Thursday, August 04, 2016

Only a royal commission will stop the banks ripping us off with impunity

Who said royal commissions don't matter? For as long as Labor was holding out the prospect of one in the lead up to the election, the banks behaved themselves.

On the first Tuesday in May, as Labor ramped up its rhetoric about a commission and the Prime Minister prepared to call the election, the big four banks passed on almost every cent of the Reserve Bank's 0.25 point rate cut. Westpac, the Commonwealth and the NAB passed on the entire 0.25 points, the ANZ passed on 0.19.

But with the election out of the way and the Coalition returned (with financial support from the banks that will be revealed shortly) they are once again acting as they would have were their behaviour not about be dissected by a royal commission: they are hanging on to a good deal of the largess the Reserve Bank handed them on Tuesday and using it to shore up their profits instead of helping their customers.

No other Australian businesses, with the possible exception of Telstra, act as if they have the right to maintain their profits no matter what. Most are busy cutting their margins to keep customers.

Westpac has even talked about a "line in the sand" which it is unwilling to cross. Westpac achieves a 14.2 per cent return on equity, the National Australia Bank 14.1 per cent, and the Commonwealth Bank, 17.2 per cent. They are extraordinarily high returns. The banks' shareholders get their money back every seven years. Many other businesses would be lucky to get it back in 12.

The window-dressing that enabled the Commonwealth Bank to pass on only $23 of what should have been a $44 per month cut in the cost of servicing a $300,000 home loan was that it was supporting its other customers by increasing the rate it paid term depositors. It's probably the only time in history a rate cut has been used to justify a rate increase. But in any event, the gift to depositors isn't what it seems. It only applies to term deposits (which are more valuable to the banks than other deposits because the capital adequacy rules mean they need less of them to back each loan) and only to certain types of term deposits. The National Australia Bank increased its rate on only one type of term deposits – those that last eight months, an adjustment so token as to be contemptuous.

Macquarie Equities believes the banks' stinginess on Tuesday will boost their earnings by 2 to 3 per cent. It notes dryly that their gifts to depositors are "likely to be unwound over time with limited impact on profitability".

Given how far Australian and international rates have been falling, mortgage rates ought to be an awful lot lower than they are.

Since it peaked in 2011 the Reserve Bank's cash rate has slid 3.25 points. Yet after a series of grudgingly small cuts including their latest, the banks will have cut their deposit rates only 2.5 points.

Since the global financial crisis the US Federal Funds rate has slid 5.5 percentage points and the Bank of England's base rate 4.5 percentage points. Each is not too far above zero, and many other international rates are negative. Our big banks have been parsimonious in passing on Reserve Bank cuts, not because their cost of funds wouldn't allow them to do so, but because of their determination to shore up their profits in the face of increasing competition from other lenders who've been stealing their customers.
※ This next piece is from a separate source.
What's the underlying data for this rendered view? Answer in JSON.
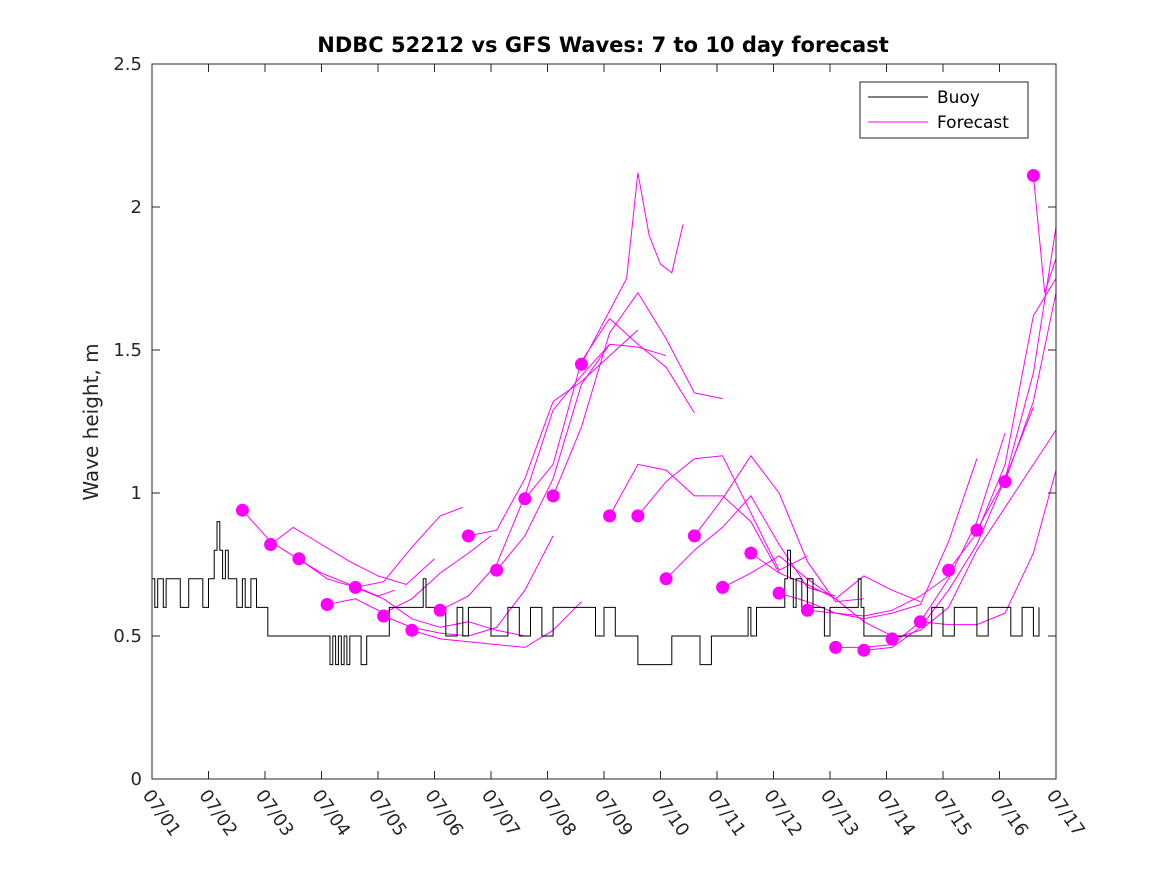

It's an odd approach to losing customers that cost Woolworths dearly when it tried it a year or so back. Instead of competing on price to win them back, it quietly boosted its margins and wound back its service, losing even more as a result.

The banks probably believe they won't lose many customers, or won't lose enough to offset what they'll make by fattening their margins. History suggests they are right. No matter how many times Labor's Wayne Swan implored bank customers to "vote with your feet" and no matter how many bank-switching packages he introduced, about 75 per cent of the money lent for mortgages continued to be lent by banks, down from 85 per cent. What he investigated doing, but didn't, was to introduce a "mobile phone" style switching service where all you needed to do was to give your new lender your old account number and they would switch for you. The banks persuaded an inquiry he commissioned that their computers couldn't handle it.

The banks continue to keep customers because they are trustworthy. They are trustworthy because the government guarantees their deposits. Yet ever since it sold the Commonwealth Bank in 1991 it's been powerless to prevent them from extracting everything they can from the money-making machine it provides.

A government genuinely concerned about rip-offs would set up its own bank. Google "pension loans scheme" and you'll discover the apparatus is already in place. Or it could impose a super-tax on banks as Britain's Conservative government did at the same time as it wound back general company taxes. Until someone does, or until someone actually calls a royal commission, they'll continue to do whatever they want.